La gestión de riesgos como política de Estado en un país cerrado

El modelo nicaragüense de protección civil se basa en la participación masiva a nivel barrial y comunitario, con brigadas que actúan como primera línea de respuesta antes de que lleguen los servicios oficiales. Ese enfoque —que viene desde las décadas del sandinismo histórico y fue perfeccionado tras el huracán Mitch de 1998— demostró su utilidad en el manejo de los huracanes Eta e Iota en 2020, cuando Nicaragua logró evacuar a más de 130.000 personas con un número relativamente bajo de víctimas comparado con los países vecinos. El ejercicio de este viernes es, en ese marco, la actualización anual de protocolos que involucran a maestros, enfermeras, líderes comunitarios y brigadas de bomberos voluntarios que en emergencias reales son los primeros en responder en comunidades rurales alejadas de los centros urbanos.

La dimensión política del ejercicio también es inseparable de su dimensión técnica. El gobierno de Ortega usa los simulacros como demostración de capacidad institucional y cohesión social en un momento en que enfrenta aislamiento diplomático creciente: Nicaragua fue expulsada de la OEA, mantiene relaciones tensas con Estados Unidos y la Unión Europea, y ha perdido decenas de millones de dólares en cooperación internacional que previamente financiaba programas sociales y de gestión de riesgos. La autosuficiencia en emergencias se convierte así en un argumento político tanto como en una necesidad práctica para un Estado que ha cerrado sistemáticamente los canales de cooperación externa.


Nicaragua moviliza 1,8 millones en simulacro nacional con 8.400 escenarios.

Centroamérica en riesgo y la asimetría entre capacidad técnica y apertura política

Nicaragua comparte con Honduras, Guatemala y El Salvador una de las regiones más vulnerables del planeta ante el cambio climático: el llamado Corredor Seco centroamericano, que enfrenta sequías prolongadas, episodios de lluvia extrema y degradación de suelos que afectan la seguridad alimentaria de millones de personas. En ese contexto, la capacidad técnica de Nicaragua en gestión de riesgos es genuinamente valiosa para la región —su experiencia podría ser transferida a sus vecinos bajo mecanismos de cooperación Sur-Sur— pero esa transferencia es políticamente complicada cuando el gobierno que la posee está aislado internacionalmente por violaciones sistemáticas a los derechos humanos.


Sistema de riesgos es referente regional, pero sin control independiente real.

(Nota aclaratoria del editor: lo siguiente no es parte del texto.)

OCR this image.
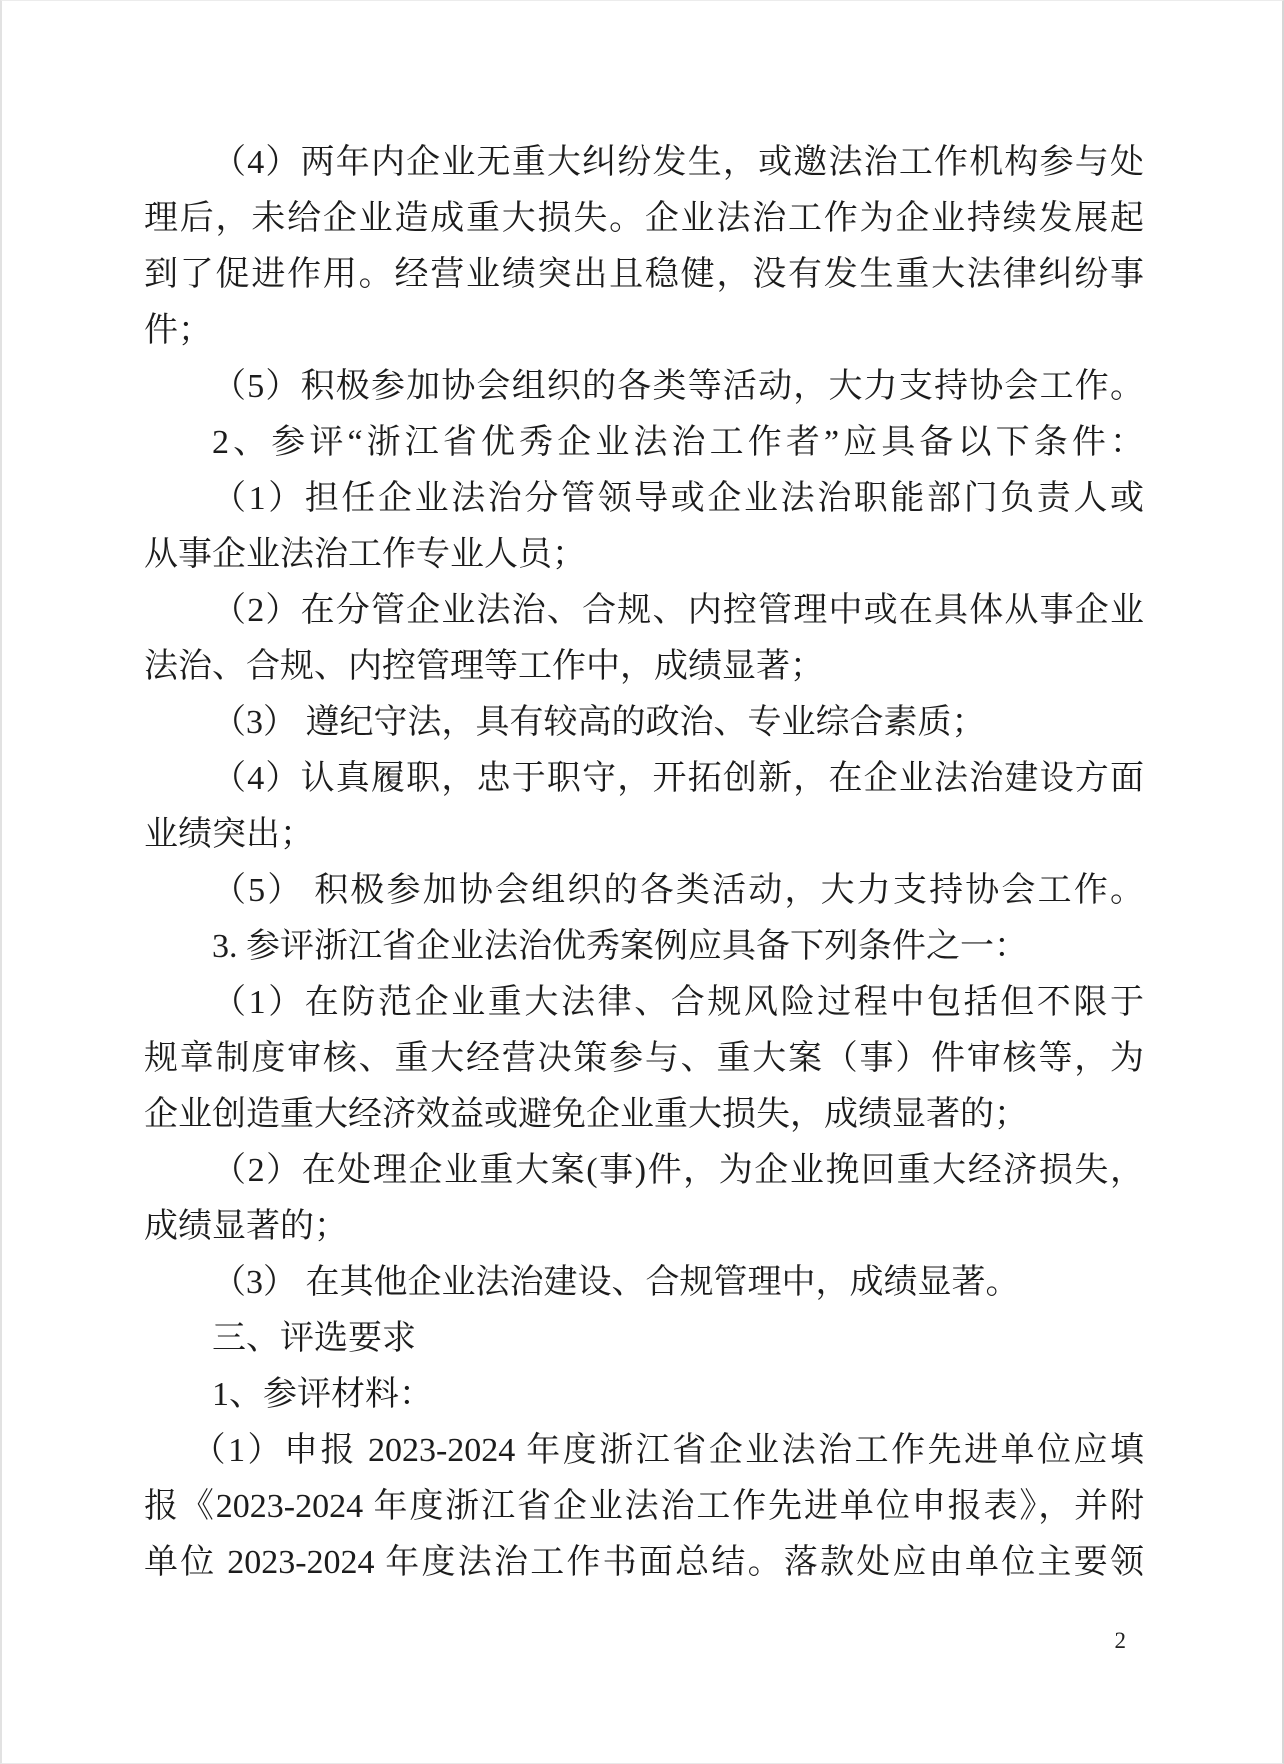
（4）两年内企业无重大纠纷发生，或邀法治工作机构参与处
理后，未给企业造成重大损失。企业法治工作为企业持续发展起
到了促进作用。经营业绩突出且稳健，没有发生重大法律纠纷事
件；
（5）积极参加协会组织的各类等活动，大力支持协会工作。
2、参评“浙江省优秀企业法治工作者”应具备以下条件：
（1）担任企业法治分管领导或企业法治职能部门负责人或
从事企业法治工作专业人员；
（2）在分管企业法治、合规、内控管理中或在具体从事企业
法治、合规、内控管理等工作中，成绩显著；
（3） 遵纪守法，具有较高的政治、专业综合素质；
（4）认真履职，忠于职守，开拓创新，在企业法治建设方面
业绩突出；
（5） 积极参加协会组织的各类活动，大力支持协会工作。
3. 参评浙江省企业法治优秀案例应具备下列条件之一：
（1）在防范企业重大法律、合规风险过程中包括但不限于
规章制度审核、重大经营决策参与、重大案（事）件审核等，为
企业创造重大经济效益或避免企业重大损失，成绩显著的；
（2）在处理企业重大案(事)件，为企业挽回重大经济损失，
成绩显著的；
（3） 在其他企业法治建设、合规管理中，成绩显著。
三、评选要求
1、参评材料：
（1）申报 2023-2024 年度浙江省企业法治工作先进单位应填
报《2023-2024 年度浙江省企业法治工作先进单位申报表》，并附
单位 2023-2024 年度法治工作书面总结。落款处应由单位主要领
2
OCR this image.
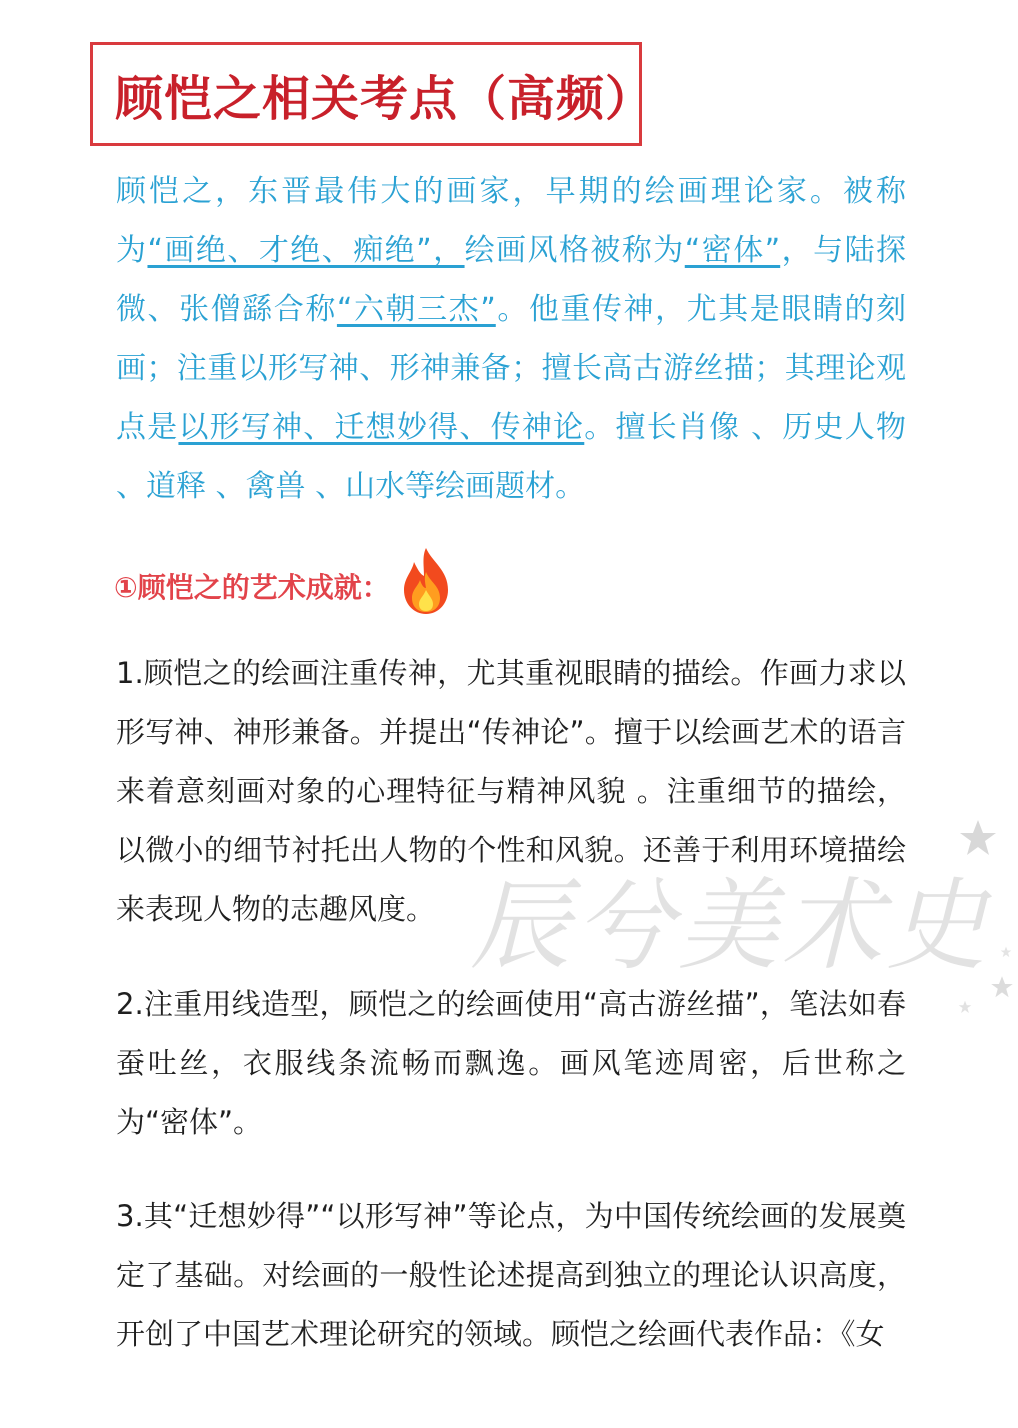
顾恺之相关考点（高频）
顾恺之，东晋最伟大的画家，早期的绘画理论家。被称为“画绝、才绝、痴绝”，绘画风格被称为“密体”，与陆探微、张僧繇合称“六朝三杰”。他重传神，尤其是眼睛的刻画；注重以形写神、形神兼备；擅长高古游丝描；其理论观点是以形写神、迁想妙得、传神论。擅长肖像 、历史人物 、道释 、禽兽 、山水等绘画题材。
①顾恺之的艺术成就：
1.顾恺之的绘画注重传神，尤其重视眼睛的描绘。作画力求以形写神、神形兼备。并提出“传神论”。擅于以绘画艺术的语言来着意刻画对象的心理特征与精神风貌 。注重细节的描绘，以微小的细节衬托出人物的个性和风貌。还善于利用环境描绘来表现人物的志趣风度。
2.注重用线造型，顾恺之的绘画使用“高古游丝描”，笔法如春蚕吐丝，衣服线条流畅而飘逸。画风笔迹周密，后世称之为“密体”。
3.其“迁想妙得”“以形写神”等论点，为中国传统绘画的发展奠定了基础。对绘画的一般性论述提高到独立的理论认识高度，开创了中国艺术理论研究的领域。顾恺之绘画代表作品：《女
辰兮美术史
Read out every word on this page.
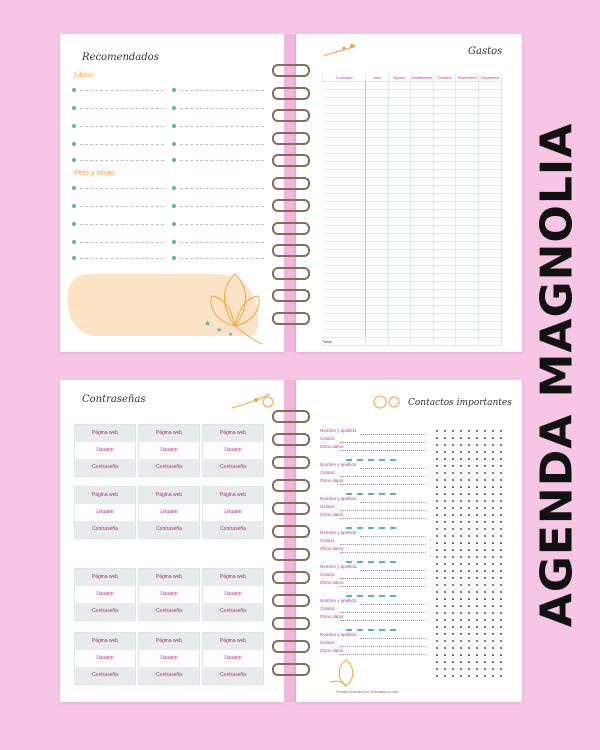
Recomendados
Libros
Pelis y series
★
★
★
Gastos
Concepto	Julio	Agosto	Septiembre	Octubre	Noviembre	Diciembre

Total						
Contraseñas
Página web
Usuario
Contraseña
Página web
Usuario
Contraseña
Página web
Usuario
Contraseña
Página web
Usuario
Contraseña
Página web
Usuario
Contraseña
Página web
Usuario
Contraseña
Página web
Usuario
Contraseña
Página web
Usuario
Contraseña
Página web
Usuario
Contraseña
Página web
Usuario
Contraseña
Página web
Usuario
Contraseña
Página web
Usuario
Contraseña
Contactos importantes
Nombre y apellido:
Celular:
Otros datos:
Nombre y apellido:
Celular:
Otros datos:
Nombre y apellido:
Celular:
Otros datos:
Nombre y apellido:
Celular:
Otros datos:
Nombre y apellido:
Celular:
Otros datos:
Nombre y apellido:
Celular:
Otros datos:
Nombre y apellido:
Celular:
Otros datos:
Plantilla diseñada por @familiaprojs.feliz
AGENDA MAGNOLIA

El simulacro de este viernes con 1,8 millones de participantes es, en última instancia, un dato con doble lectura: demuestra que el Estado nicaragüense mantiene una capacidad de movilización territorial que pocos países de la región pueden igualar, pero también que esa capacidad opera en un contexto de opacidad que impide verificar sus verdaderos alcances y limitaciones. Sin medios independientes, sin organizaciones civiles autónomas y sin cooperación internacional que pueda auditar los resultados, el número de 8.400 escenarios y 1,8 millones de participantes es un dato del gobierno sobre sí mismo. La diferencia entre eso y una medición independiente es exactamente el espacio que la clausura política ha eliminado en Nicaragua durante los últimos años.